In the meantime, I’ll simply note that the FTC continues to tilt at windmills in its attempt to block (or unwind) Microsoft’s acquisition of Activision/Blizzard. The FTC challenged the deal in 2022 and went to federal court in the Northern District of California seeking a preliminary injunction to block the deal, pending the FTC’s proceeding against the merger in the agency’s internal administrative process. The FTC lost. The court denied the FTC’s motion, finding that the agency had failed to show that it was likely to succeed on the merits of the underlying antitrust case.
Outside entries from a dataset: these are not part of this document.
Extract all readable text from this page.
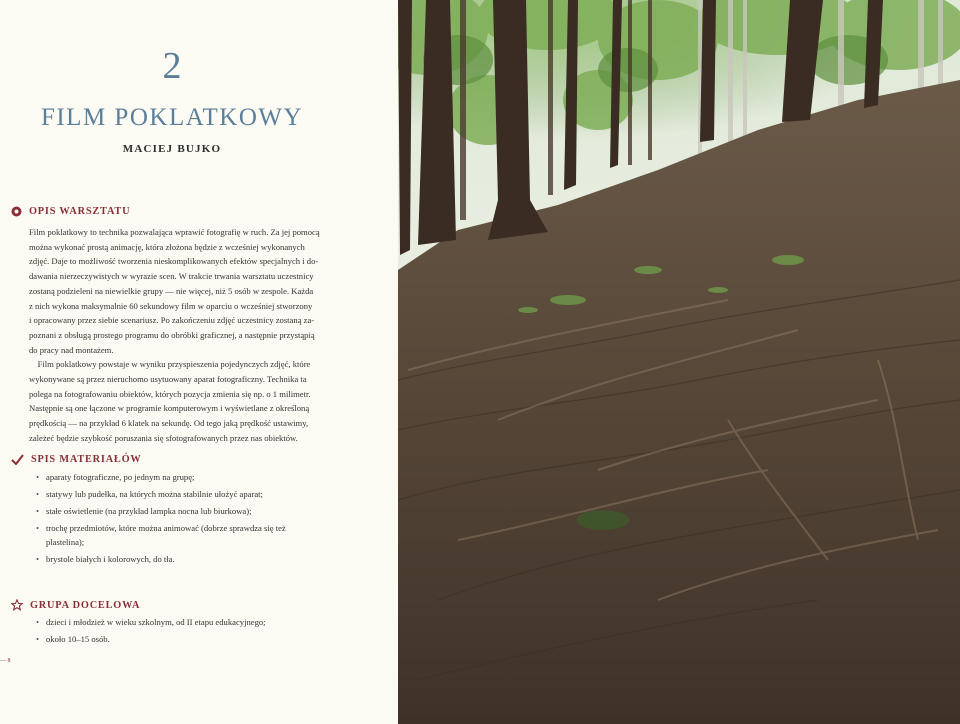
2
FILM POKLATKOWY
MACIEJ BUJKO
OPIS WARSZTATU

Film poklatkowy to technika pozwalająca wprawić fotografię w ruch. Za jej pomocą

można wykonać prostą animację, która złożona będzie z wcześniej wykonanych

zdjęć. Daje to możliwość tworzenia nieskomplikowanych efektów specjalnych i do-

dawania nierzeczywistych w wyrazie scen. W trakcie trwania warsztatu uczestnicy

zostaną podzieleni na niewielkie grupy — nie więcej, niż 5 osób w zespole. Każda

z nich wykona maksymalnie 60 sekundowy film w oparciu o wcześniej stworzony

i opracowany przez siebie scenariusz. Po zakończeniu zdjęć uczestnicy zostaną za-

poznani z obsługą prostego programu do obróbki graficznej, a następnie przystąpią

do pracy nad montażem.

Film poklatkowy powstaje w wyniku przyspieszenia pojedynczych zdjęć, które

wykonywane są przez nieruchomo usytuowany aparat fotograficzny. Technika ta

polega na fotografowaniu obiektów, których pozycja zmienia się np. o 1 milimetr.

Następnie są one łączone w programie komputerowym i wyświetlane z określoną

prędkością — na przykład 6 klatek na sekundę. Od tego jaką prędkość ustawimy,

zależeć będzie szybkość poruszania się sfotografowanych przez nas obiektów.

SPIS MATERIAŁÓW
• aparaty fotograficzne, po jednym na grupę;
• statywy lub pudełka, na których można stabilnie ułożyć aparat;
• stałe oświetlenie (na przykład lampka nocna lub biurkowa);
• trochę przedmiotów, które można animować (dobrze sprawdza się też plastelina);
• brystole białych i kolorowych, do tła.
GRUPA DOCELOWA
• dzieci i młodzież w wieku szkolnym, od II etapu edukacyjnego;
• około 10–15 osób.
— 8
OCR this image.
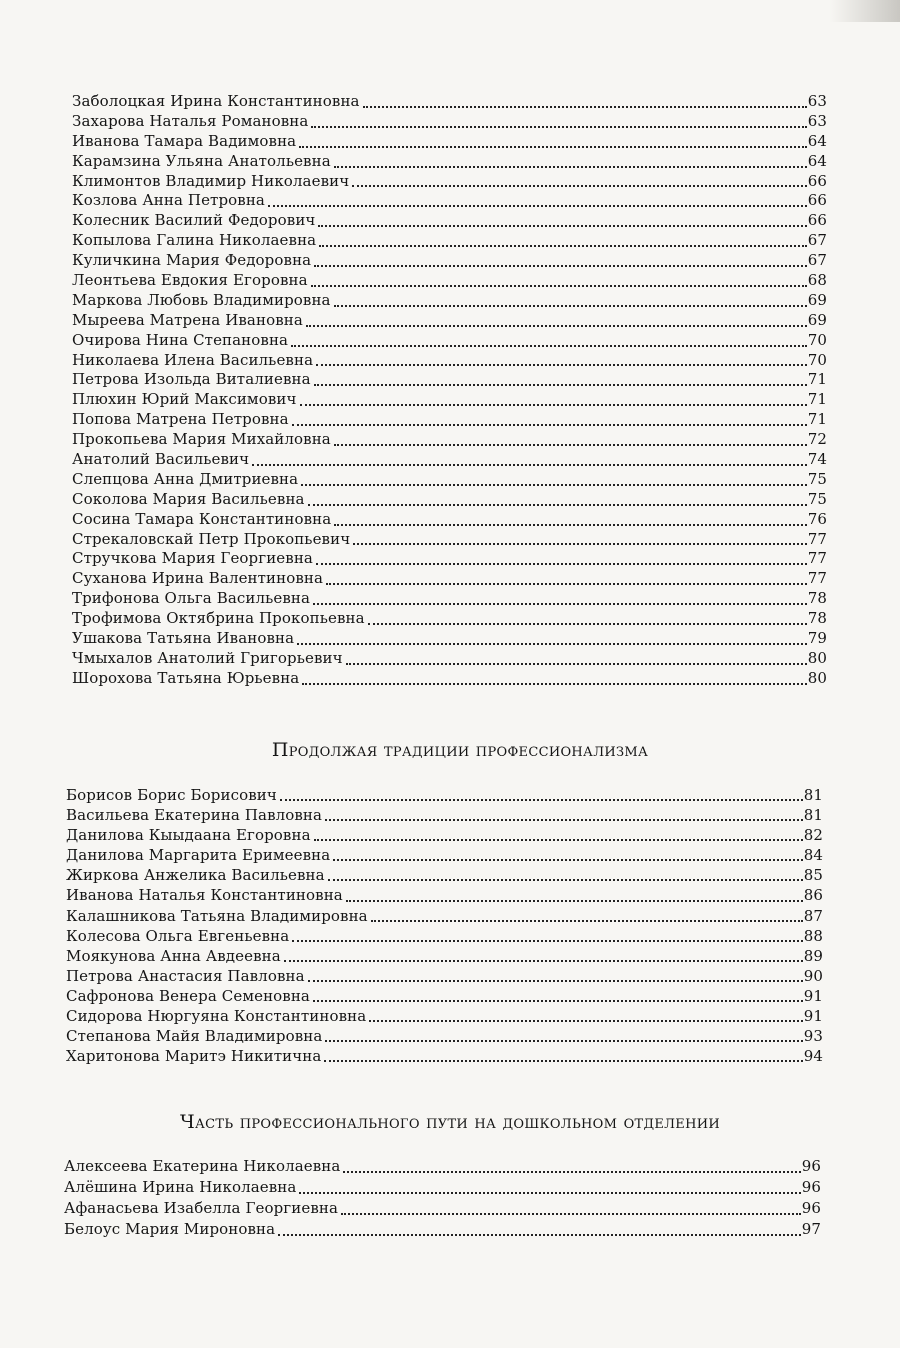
Заболоцкая Ирина Константиновна	63
Захарова Наталья Романовна	63
Иванова Тамара Вадимовна	64
Карамзина Ульяна Анатольевна	64
Климонтов Владимир Николаевич	66
Козлова Анна Петровна	66
Колесник Василий Федорович	66
Копылова Галина Николаевна	67
Куличкина Мария Федоровна	67
Леонтьева Евдокия Егоровна	68
Маркова Любовь Владимировна	69
Мыреева Матрена Ивановна	69
Очирова Нина Степановна	70
Николаева Илена Васильевна	70
Петрова Изольда Виталиевна	71
Плюхин Юрий Максимович	71
Попова Матрена Петровна	71
Прокопьева Мария Михайловна	72
Анатолий Васильевич	74
Слепцова Анна Дмитриевна	75
Соколова Мария Васильевна	75
Сосина Тамара Константиновна	76
Стрекаловскай Петр Прокопьевич	77
Стручкова Мария Георгиевна	77
Суханова Ирина Валентиновна	77
Трифонова Ольга Васильевна	78
Трофимова Октябрина Прокопьевна	78
Ушакова Татьяна Ивановна	79
Чмыхалов Анатолий Григорьевич	80
Шорохова Татьяна Юрьевна	80
Продолжая традиции профессионализма
Борисов Борис Борисович	81
Васильева Екатерина Павловна	81
Данилова Кыыдаана Егоровна	82
Данилова Маргарита Еримеевна	84
Жиркова Анжелика Васильевна	85
Иванова Наталья Константиновна	86
Калашникова Татьяна Владимировна	87
Колесова Ольга Евгеньевна	88
Моякунова Анна Авдеевна	89
Петрова Анастасия Павловна	90
Сафронова Венера Семеновна	91
Сидорова Нюргуяна Константиновна	91
Степанова Майя Владимировна	93
Харитонова Маритэ Никитична	94
Часть профессионального пути на дошкольном отделении
Алексеева Екатерина Николаевна	96
Алёшина Ирина Николаевна	96
Афанасьева Изабелла Георгиевна	96
Белоус Мария Мироновна	97
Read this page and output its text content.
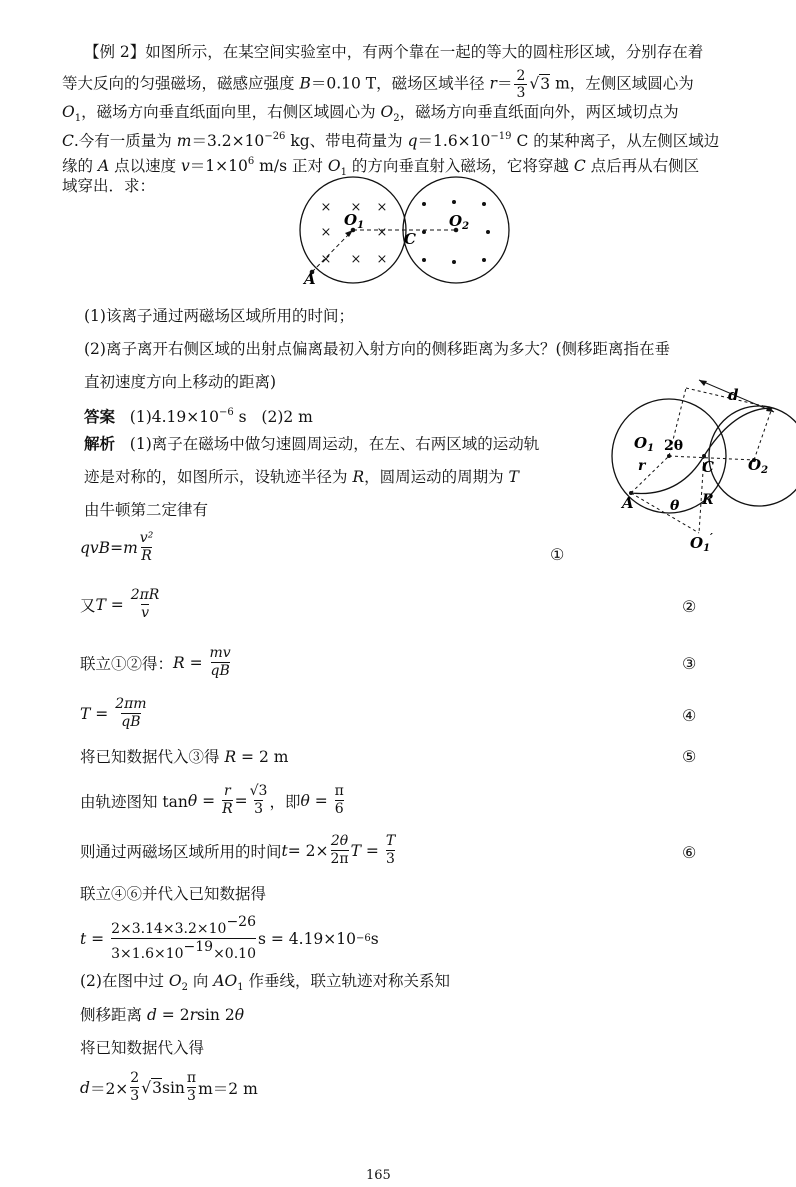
【例 2】如图所示，在某空间实验室中，有两个靠在一起的等大的圆柱形区域，分别存在着
等大反向的匀强磁场，磁感应强度 B＝0.10 T，磁场区域半径 $r= \frac{2}{3} √3$ m，左侧区域圆心为
$O_1$，磁场方向垂直纸面向里，右侧区域圆心为 $O_2$，磁场方向垂直纸面向外，两区域切点为
C.今有一质量为 $m=3.2\times 10^{-26}$ kg、带电荷量为 $q=1.6\times 10^{-19}$ C 的某种离子，从左侧区域边
缘的 A 点以速度 $v=1\times 10^6$ m/s 正对 $O_1$ 的方向垂直射入磁场，它将穿越 C 点后再从右侧区
域穿出．求：
× × ×
×	×
× × ×
$O_1$	$O_2$
C
A
(1)该离子通过两磁场区域所用的时间；
(2)离子离开右侧区域的出射点偏离最初入射方向的侧移距离为多大？(侧移距离指在垂
直初速度方向上移动的距离)
答案 $(1)4.19\times 10^{-6}$ s (2)2 m
解析 (1)离子在磁场中做匀速圆周运动，在左、右两区域的运动轨
迹是对称的，如图所示，设轨迹半径为 R，圆周运动的周期为 T
由牛顿第二定律有
d
$O_1$ 2θ
r	C $O_2$
A	θ R
$O_1'$
qvB = m
v²
R	①
又 $T = \frac{2\pi R}{v}$	②
联立①②得： $R = \frac{mv}{qB}$	③
$T = \frac{2\pi m}{qB}$	④
将已知数据代入③得 R = 2 m	⑤
由轨迹图知 $\tan \theta = \frac{r}{R} = \frac{√3}{3}$ ，即 $\theta = \frac{\pi}{6}$
则通过两磁场区域所用的时间 $t = 2\times \frac{2\theta}{2\pi}$ $T = \frac{T}{3}$	⑥
联立④⑥并代入已知数据得
$t = \frac{2\times 3.14\times 3.2\times 10-26}{3\times 1.6\times 10-19\times 0.10}$ s = 4.19×10 −6 s
(2)在图中过 $O_2$ 向 $AO_1$ 作垂线，联立轨迹对称关系知
侧移距离 d = 2rsin 2θ
将已知数据代入得
$d =2\times \frac{2}{3}$ √ 3 sin
π
3 m＝2 m
165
The commission was undeterred, perhaps convinced its arguments would meet with greater success before itself in the agency’s Part 3 process. That process continues, and the FTC appealed its loss in the Northern District to the 9th U.S. Circuit Court of Appeals. On May 7, the circuit court sustained the district court’s decision against the FTC.

It’s not over. Not necessarily. The FTC could continue through the administrative process, perhaps winning before itself, before going back to fight a steeper uphill battle should Microsoft appeal a decision on the merits in federal court.

The FTC could, but it shouldn’t. The third time isn’t necessarily the charm.